Elle s'est arrêtée dans la cour sans oser franchir le seuil. L'accès au sanctuaire est réservé aux prêtres. Elle n'était pas encore la fille d'Isis, à ce moment-là, mais elle le savait déjà.

Juste à côté, un général de pierre montait une garde immobile. Elle le reconnaissait. Elle était passée devant ce fronton, ces colonnes, cette statue avec Paneb, un jour, et il lui avait raconté la venue du conquérant, l'héritier du héros Achille. L'homme qui a chassé les Perses avec sa lance invincible et ses phalanges d'éléphants. Celui qui a bâti Alexandrie d'après un songe.

Alexandre le Grand.

« Il protège la cité et même toute l'Égypte ! » avait dit Paneb. Peut-être, mais il ne protège pas les petites filles qui suivent les chats dans la nuit.

Deux hommes sont sortis. Ils se pressaient, lui sont presque rentrés dedans avant de la voir. Ils venaient du sanctuaire, mais ils n'étaient pas des prêtres.

L'un tenait une lance tronquée, l'autre un éclat de métal.

La lame brillait sous la lune, comme aujourd'hui.


Sur son rocher, l'homme se tourne. Vers elle. Ahmasis ne voit pas son visage, juste l'éclat d'un regard, noir comme la mort. Elle se recroqueville, une main sur la gorge. Elle ne peut pas plus fuir qu'autrefois, comme si deux poings solides se refermaient sur ses épaules.

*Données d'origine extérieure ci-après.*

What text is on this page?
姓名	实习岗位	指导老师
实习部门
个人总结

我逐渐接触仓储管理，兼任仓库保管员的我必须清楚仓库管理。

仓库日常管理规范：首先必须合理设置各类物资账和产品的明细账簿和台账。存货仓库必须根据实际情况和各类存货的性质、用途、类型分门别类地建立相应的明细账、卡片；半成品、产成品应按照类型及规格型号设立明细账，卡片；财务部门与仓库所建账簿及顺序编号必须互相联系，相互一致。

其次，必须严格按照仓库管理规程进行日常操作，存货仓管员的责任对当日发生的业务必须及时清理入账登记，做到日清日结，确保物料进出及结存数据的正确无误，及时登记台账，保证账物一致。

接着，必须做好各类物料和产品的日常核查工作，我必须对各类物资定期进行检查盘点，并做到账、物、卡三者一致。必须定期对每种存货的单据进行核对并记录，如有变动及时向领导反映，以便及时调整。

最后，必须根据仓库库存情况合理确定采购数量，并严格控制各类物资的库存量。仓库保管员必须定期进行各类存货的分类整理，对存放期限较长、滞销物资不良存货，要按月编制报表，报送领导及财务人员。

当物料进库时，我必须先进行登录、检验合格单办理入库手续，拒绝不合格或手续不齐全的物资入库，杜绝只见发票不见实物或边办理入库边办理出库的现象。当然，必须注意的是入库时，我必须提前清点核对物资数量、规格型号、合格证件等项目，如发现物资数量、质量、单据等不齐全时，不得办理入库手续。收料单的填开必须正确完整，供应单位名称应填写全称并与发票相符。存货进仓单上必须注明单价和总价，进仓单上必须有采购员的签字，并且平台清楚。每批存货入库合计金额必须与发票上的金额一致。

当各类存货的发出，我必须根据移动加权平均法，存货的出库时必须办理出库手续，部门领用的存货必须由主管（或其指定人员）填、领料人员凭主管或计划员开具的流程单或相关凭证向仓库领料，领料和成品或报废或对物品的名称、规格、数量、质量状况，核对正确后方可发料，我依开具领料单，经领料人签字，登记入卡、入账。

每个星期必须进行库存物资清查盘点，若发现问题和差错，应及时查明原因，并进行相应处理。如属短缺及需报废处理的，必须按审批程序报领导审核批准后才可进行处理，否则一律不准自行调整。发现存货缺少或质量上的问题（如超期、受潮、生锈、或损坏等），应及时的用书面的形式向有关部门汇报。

Elle est prisonnière d'un souvenir.


Elle a voulu faire demi-tour – fuir ou disparaître dans un trou, comme le chat. Elle était petite, elle ne connaissait pas encore Isis, l'Autre Côté, les voix des esprits, mais elle savait que les deux hommes n'auraient pas dû être là.

Le plus grand l'a attrapée et s'est penché sur elle.

Elle l'a vu, sûrement, à ce moment-là. Khonsou scintillait dans le ciel, les étoiles aussi. Il y avait même un brasero, toujours allumé dans la cour, comme dans le temple d'Isis. Pourtant, dans son souvenir, les deux profanateurs n'ont pas de visage, pas plus que les ombres qui appartiennent à l'autre rive. Elle a oublié, ou refuse de se souvenir. C'est un peu la même chose.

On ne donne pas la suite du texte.